AstraZeneca has resumed the US trial of its experimental COVID-19 vaccine after approval by regulators, and Johnson & Johnson is preparing to resume its trial early next week.

The news signalled progress against the coronavirus, which has infected more than 41 million people globally and comes 10 days before the US presidential election where the issue of how the pandemic is being fought is seen as crucial to the result.

AstraZeneca’s US trial was paused on September 6 after a report of a serious neurological illness, believed to be transverse myelitis, in a participant in the company’s UK trial. J&J paused its large, late-stage trial last week after a study participant became ill and the company said an independent safety panel was investigating.

J&J said on Friday that the safety panel, called a Data and Safety Monitoring Board, has recommended that the drug maker resume trial recruitment after finding no evidence that the vaccine caused the volunteer to fall ill.

J&J expects to resume its trial in the US on Monday or Tuesday of next week and remains on track to produce data from the trial on the vaccines’ effectiveness by the end of 2020 or early 2021, J&J’s chief scientific officer Paul Stoffels said.

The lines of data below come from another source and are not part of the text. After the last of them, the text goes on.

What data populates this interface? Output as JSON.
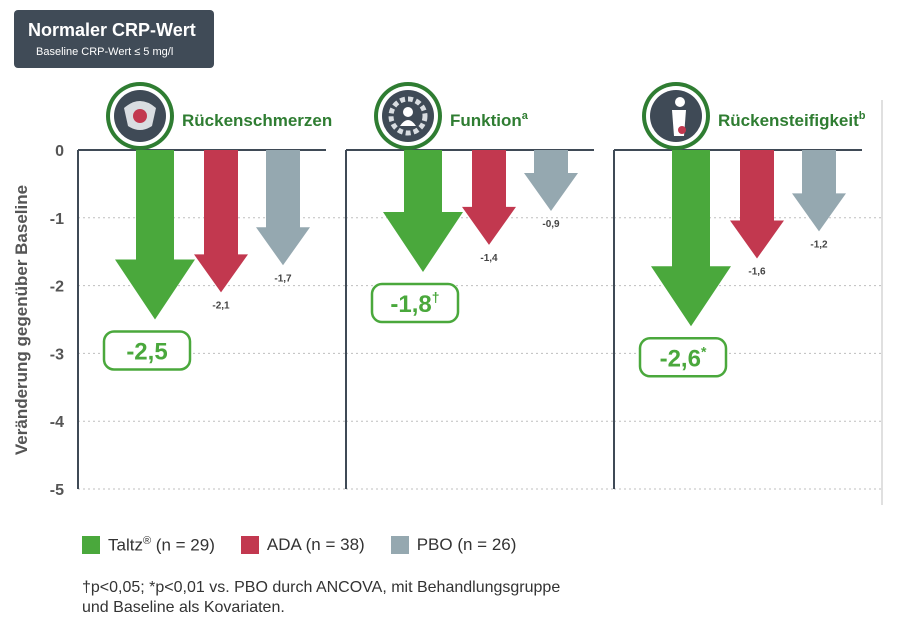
{
  "header": {
    "title": "Normaler CRP-Wert",
    "subtitle": "Baseline CRP-Wert ≤ 5 mg/l"
  },
  "colors": {
    "taltz": "#4aa83c",
    "ada": "#c2384f",
    "pbo": "#95a8b0",
    "panel": "#3f4a56",
    "grid": "#bfbfbf"
  },
  "chart_data": {
    "type": "bar",
    "ylabel": "Veränderung gegenüber Baseline",
    "ylim": [
      -5,
      0
    ],
    "yticks": [
      "0",
      "-1",
      "-2",
      "-3",
      "-4",
      "-5"
    ],
    "grid": true,
    "legend_position": "bottom",
    "series": [
      {
        "name": "Taltz® (n = 29)",
        "color": "#4aa83c"
      },
      {
        "name": "ADA (n = 38)",
        "color": "#c2384f"
      },
      {
        "name": "PBO (n = 26)",
        "color": "#95a8b0"
      }
    ],
    "panels": [
      {
        "title": "Rückenschmerzen",
        "sup": "",
        "icon": "pelvis-icon",
        "values": [
          -2.5,
          -2.1,
          -1.7
        ],
        "labels": [
          "-2,5",
          "-2,1",
          "-1,7"
        ],
        "taltz_mark": ""
      },
      {
        "title": "Funktion",
        "sup": "a",
        "icon": "gear-person-icon",
        "values": [
          -1.8,
          -1.4,
          -0.9
        ],
        "labels": [
          "-1,8",
          "-1,4",
          "-0,9"
        ],
        "taltz_mark": "†"
      },
      {
        "title": "Rückensteifigkeit",
        "sup": "b",
        "icon": "back-stiffness-icon",
        "values": [
          -2.6,
          -1.6,
          -1.2
        ],
        "labels": [
          "-2,6",
          "-1,6",
          "-1,2"
        ],
        "taltz_mark": "*"
      }
    ]
  },
  "legend": [
    {
      "label": "Taltz",
      "sup": "®",
      "suffix": " (n = 29)",
      "color": "#4aa83c"
    },
    {
      "label": "ADA",
      "sup": "",
      "suffix": " (n = 38)",
      "color": "#c2384f"
    },
    {
      "label": "PBO",
      "sup": "",
      "suffix": " (n = 26)",
      "color": "#95a8b0"
    }
  ],
  "footnote": {
    "line1": "†p<0,05; *p<0,01 vs. PBO durch ANCOVA, mit Behandlungsgruppe",
    "line2": "und Baseline als Kovariaten."
  }
}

J&J is also in discussions with other regulators to resume a trial outside the United States, the company said.

So far, the medical board has not identified a clear cause for the patients’ illness. J&J cannot reveal any details about the patient’s sickness because of patient privacy rules, Mr Stoffels said.

AstraZeneca said that it is not unusual for some trial participants to fall ill during large scale vaccine trials but that the US Food and Drug Administration has reviewed all safety data from the trials globally and deemed it safe to continue testing the vaccine.

AstraZeneca trials in the United Kingdom, Brazil and South Africa resumed last month even as the US Food and Drug Administration continued its investigation into the case.

 

 

The decision to continue in Brazil came after health authority Anvisa confirmed the death of a volunteer in a clinical trial of the vaccine, developed by AstraZeneca and Oxford University.